I get an indescribable comfort from praying and studying the Bible. I sense
God’s presence in nature, His voice in songs, His love in friends, His wisdom
in every situation.
Every so often, some crisis comes along that shakes my
faith in God. Because I have experienced this spiritual bankruptcy before, I am
not as scared as I was the first time. I know I shall recover, even if it takes
a few years.
A friend of mine, who is in her late sixties, shared the
following insight with me: She never questioned the traditional teachings and
scriptural interpretations that were foundational to her faith until a few
years ago. Now she is facing the prospect of spiritual bankruptcy for the first
time.
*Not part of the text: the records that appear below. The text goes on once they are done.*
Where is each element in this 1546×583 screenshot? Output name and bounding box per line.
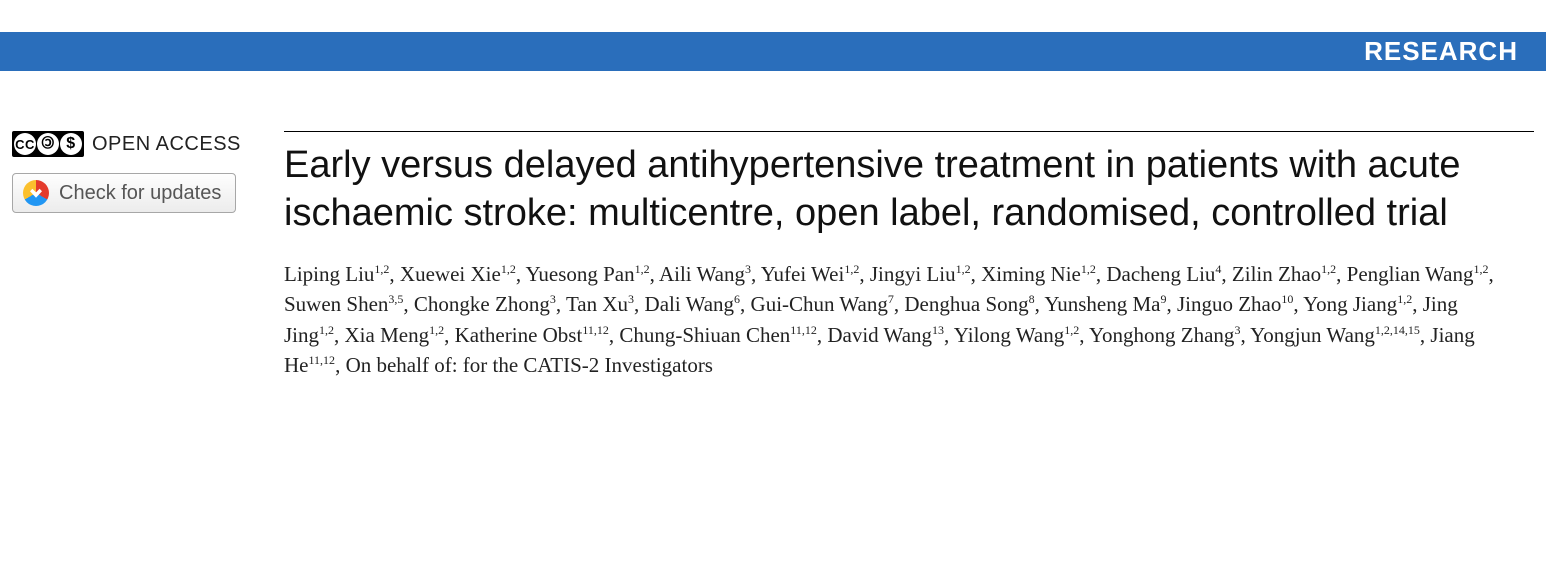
check-updates-button[interactable]: Check for updates	[12, 173, 236, 213]
banner-label: RESEARCH	[1364, 36, 1518, 66]
check-updates-label: Check for updates	[59, 182, 221, 205]
article-title: Early versus delayed antihypertensive tr…	[284, 142, 1534, 237]
section-banner: RESEARCH	[0, 32, 1546, 71]
author-list: Liping Liu1,2, Xuewei Xie1,2, Yuesong Pa…	[284, 259, 1504, 381]
cc-license-icon: CC 🄯 $	[12, 131, 84, 157]
by-icon: 🄯	[37, 133, 59, 155]
cc-icon: CC	[14, 133, 36, 155]
open-access-badge: CC 🄯 $ OPEN ACCESS	[12, 131, 260, 157]
nc-icon: $	[60, 133, 82, 155]
content-wrap: CC 🄯 $ OPEN ACCESS Check for updates Ear…	[0, 71, 1546, 381]
article-header: Early versus delayed antihypertensive tr…	[284, 131, 1534, 381]
crossmark-icon	[23, 180, 49, 206]
open-access-label: OPEN ACCESS	[92, 133, 241, 156]
sidebar: CC 🄯 $ OPEN ACCESS Check for updates	[12, 131, 284, 381]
As I was listening to her, I realized how similar this was to financial
bankruptcy. If everything you have is wiped out in your twenties, you still have
time to build it back up again. However, if your entire life savings is wiped
out when you are in your seventies, it’s a much scarier prospect.
I had never thought of my youthful questioning as a
blessing…until now.
I notice several young people going through a similar
phase of demolishing and rebuilding the foundations of their faith. Now, I
realize that this might be a necessary and healthy part of spiritual growth.